Wilhelm Pfannenstiel

Dr. Hermann Wilhelm Pfannenstiel ( Breslau , Germany ; December as February as 1890 - Stuttgart , Germany ; 1 as November as 1982 ). Doctor of Medicine and Officer of the Nazi SS , participant in the Jewish Holocaust during World War II .

Participation in the Holocaust

Dr. Pfannenstiel joined the Nazi Party with the file number 2,828,629; And the SS with the number 273.083, being assigned to the Central Office of High Leaders of the SS (SS-Führung Hauptamt). Promoted to SS Standartenführer on November 9 , 1944 .

His work as a dependent of the SS Main Section of Hygiene was to inspect the SS Barracks as well as sanitary conditions of concentration camps throughout the Reich. He was a manager of Lebensborn and a member of the Racial Health Council of Marburg.

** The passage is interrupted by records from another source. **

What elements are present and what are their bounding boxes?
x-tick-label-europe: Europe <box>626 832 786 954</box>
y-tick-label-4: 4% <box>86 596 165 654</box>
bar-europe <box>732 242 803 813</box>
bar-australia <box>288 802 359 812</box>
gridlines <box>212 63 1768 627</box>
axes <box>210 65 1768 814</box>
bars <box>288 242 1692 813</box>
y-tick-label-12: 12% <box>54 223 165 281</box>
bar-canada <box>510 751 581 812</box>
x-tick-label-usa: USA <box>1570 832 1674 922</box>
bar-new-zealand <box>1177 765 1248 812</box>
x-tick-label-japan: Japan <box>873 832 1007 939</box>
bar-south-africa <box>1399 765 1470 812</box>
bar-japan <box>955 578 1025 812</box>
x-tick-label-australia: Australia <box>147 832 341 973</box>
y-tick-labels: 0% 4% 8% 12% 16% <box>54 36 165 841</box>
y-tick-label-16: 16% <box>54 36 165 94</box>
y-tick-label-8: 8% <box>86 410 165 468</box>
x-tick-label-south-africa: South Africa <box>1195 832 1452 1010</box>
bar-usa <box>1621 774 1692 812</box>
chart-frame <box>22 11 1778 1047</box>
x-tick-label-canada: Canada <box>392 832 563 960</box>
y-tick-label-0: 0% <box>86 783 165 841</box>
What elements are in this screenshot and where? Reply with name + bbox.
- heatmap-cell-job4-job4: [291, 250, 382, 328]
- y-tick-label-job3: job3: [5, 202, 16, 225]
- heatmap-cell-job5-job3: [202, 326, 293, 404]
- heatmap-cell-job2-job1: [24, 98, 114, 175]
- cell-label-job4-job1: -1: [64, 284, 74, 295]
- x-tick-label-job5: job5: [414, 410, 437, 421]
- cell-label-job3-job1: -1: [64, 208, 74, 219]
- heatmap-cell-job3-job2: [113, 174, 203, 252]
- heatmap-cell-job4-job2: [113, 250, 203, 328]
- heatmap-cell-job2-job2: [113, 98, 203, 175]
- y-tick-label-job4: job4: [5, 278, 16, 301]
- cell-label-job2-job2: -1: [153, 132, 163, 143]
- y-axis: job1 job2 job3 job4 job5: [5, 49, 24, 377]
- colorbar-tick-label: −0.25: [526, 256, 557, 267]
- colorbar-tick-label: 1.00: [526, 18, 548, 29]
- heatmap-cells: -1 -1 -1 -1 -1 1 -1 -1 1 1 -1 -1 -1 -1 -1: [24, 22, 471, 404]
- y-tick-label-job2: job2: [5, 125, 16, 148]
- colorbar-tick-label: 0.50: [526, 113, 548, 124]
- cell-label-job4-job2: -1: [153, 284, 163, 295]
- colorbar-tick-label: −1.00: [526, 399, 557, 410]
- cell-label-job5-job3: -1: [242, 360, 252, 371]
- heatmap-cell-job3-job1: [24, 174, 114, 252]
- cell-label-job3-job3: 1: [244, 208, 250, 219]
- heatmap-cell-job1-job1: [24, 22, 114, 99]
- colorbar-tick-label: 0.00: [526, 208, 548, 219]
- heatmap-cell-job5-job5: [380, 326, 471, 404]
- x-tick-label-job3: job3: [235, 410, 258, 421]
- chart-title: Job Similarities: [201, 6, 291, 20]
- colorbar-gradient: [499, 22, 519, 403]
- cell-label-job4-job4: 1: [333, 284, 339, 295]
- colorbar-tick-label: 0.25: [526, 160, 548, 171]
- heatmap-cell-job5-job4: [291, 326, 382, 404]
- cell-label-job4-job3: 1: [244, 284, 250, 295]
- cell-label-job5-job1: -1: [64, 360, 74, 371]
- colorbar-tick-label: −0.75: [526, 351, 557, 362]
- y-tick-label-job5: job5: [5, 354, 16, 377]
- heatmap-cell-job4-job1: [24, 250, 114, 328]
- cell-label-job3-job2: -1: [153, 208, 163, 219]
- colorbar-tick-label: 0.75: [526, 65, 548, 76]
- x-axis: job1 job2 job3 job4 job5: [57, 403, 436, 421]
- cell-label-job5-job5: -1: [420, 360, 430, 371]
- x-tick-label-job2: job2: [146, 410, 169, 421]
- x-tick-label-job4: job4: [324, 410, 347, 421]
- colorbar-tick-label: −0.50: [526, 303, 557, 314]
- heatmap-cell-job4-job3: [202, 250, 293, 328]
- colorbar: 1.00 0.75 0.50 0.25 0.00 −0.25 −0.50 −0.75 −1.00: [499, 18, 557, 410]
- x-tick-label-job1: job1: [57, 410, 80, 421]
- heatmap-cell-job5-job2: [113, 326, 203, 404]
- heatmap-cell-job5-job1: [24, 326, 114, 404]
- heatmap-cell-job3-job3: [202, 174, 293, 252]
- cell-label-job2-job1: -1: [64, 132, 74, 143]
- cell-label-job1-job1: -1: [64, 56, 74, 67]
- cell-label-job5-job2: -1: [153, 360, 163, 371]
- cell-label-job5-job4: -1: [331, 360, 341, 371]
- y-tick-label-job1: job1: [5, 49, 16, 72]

He participated as a specialist in Hygiene in an inspection of the extermination camp of Belzec in 1942 , as part of Operation Reinhard , where along with SS Obersturmführer Kurt Gerstein and SS General Odilo Globocnik witnessed an operation to exterminate Jews by gassing Of carbon monoxide .

After a long and constant working relationship with SS General Odilo Globocnik in the Reinhard Action, which lasted until at least the spring of 1943 (according to Max Cichotsky’s alias Max Runhof), Prof. Wilhelm Pfannenstiel was apparently transferred as a Consultant Of Hygiene of the Sixth German Army and participated in the offensive of the Ardennes in 1944. Later it was transferred to the Front of the East in Hungary and was finally stopped by American troops in Austria.

Prosecution after the war

At first nothing happened to him, he was not identified, not recognized by anyone or thoroughly questioned. He was finally identified by the United States authorities as a prisoner of war in the Darmstadt camp and interrogated in 1947 in connection with the “Gerstein Report,” which, despite being dismissed by the courts, had been presented at the Nuremberg, with the file number PS 1553, and where it was abundantly mentioned. For the first time Pfannenstiel admitted to having gone to Lublin for “hygiene” missions, but denied visiting the Belzec extermination camp or having witnessed a gasification of Jewish prisoners, so he was released but sent to another prison camp Of war in Garmish. In 1948, at the request of Professor Von Drygalski (Head of the Hesian Health Office), Pfannenstiel was placed before a Disenazification court and placed under house arrest. The Gerstein Report continued to appear “exaggerated” for justice, which is why it was soon released.

Questioned again on June 6, 1950, Pfannenstiel finally admitted to having traveled to Belzec with Gerstein, to have met with Globocnik and to have witnessed a gassing. However, he strongly denied having said the words that Gerstein attributes to him in the story, such as “sounding like a synagogue” in relation to the sound of victims when they absorbed the carbon monoxide inside the gas chambers, he even added that if he did Some comment would not be in the sense of Gerstein’s words but in relief of the suffering of the victims, the situation was much more horrifying than what was said by the story, he said. But Pfannenstiel was released again.

Questioned again in 1951 and 1959, he was released successively since his testimony was not provided with strong elements concerning the gas chambers. He appeared as a witness in a few cases related to the Reinhard Action, during the years 1960, 1961, 1963, 1965, 1966 - Belzec / Oberhauser - in Munich, Hamburg and Frankfurt am Main.

He ended his life as a successful physician in the Federal Republic of Germany, practicing under his own name. It was pointed out that he had been in contact by letter - or even meeting - with Paul Rassinier, the ‘father of Revisionism’ in the mid-1960s, even though his allegations were open to debate. The purpose of this exchange was - again - to discredit Gerstein’s account of what had happened.

Pfannenstiel passed away in 1982 - in Stuttgart.

Sources

  • Kurt Quecke: «Die Geschichte der Medizinischen Fakultät der Universität Marburg» in «Das Gesundheitswesen in Hessen» Trautheim 1962.
  • NMT 01. «Doctor’s Trial» - USA v. Karl Brandt, et al., P. 10363 (26 June 1947).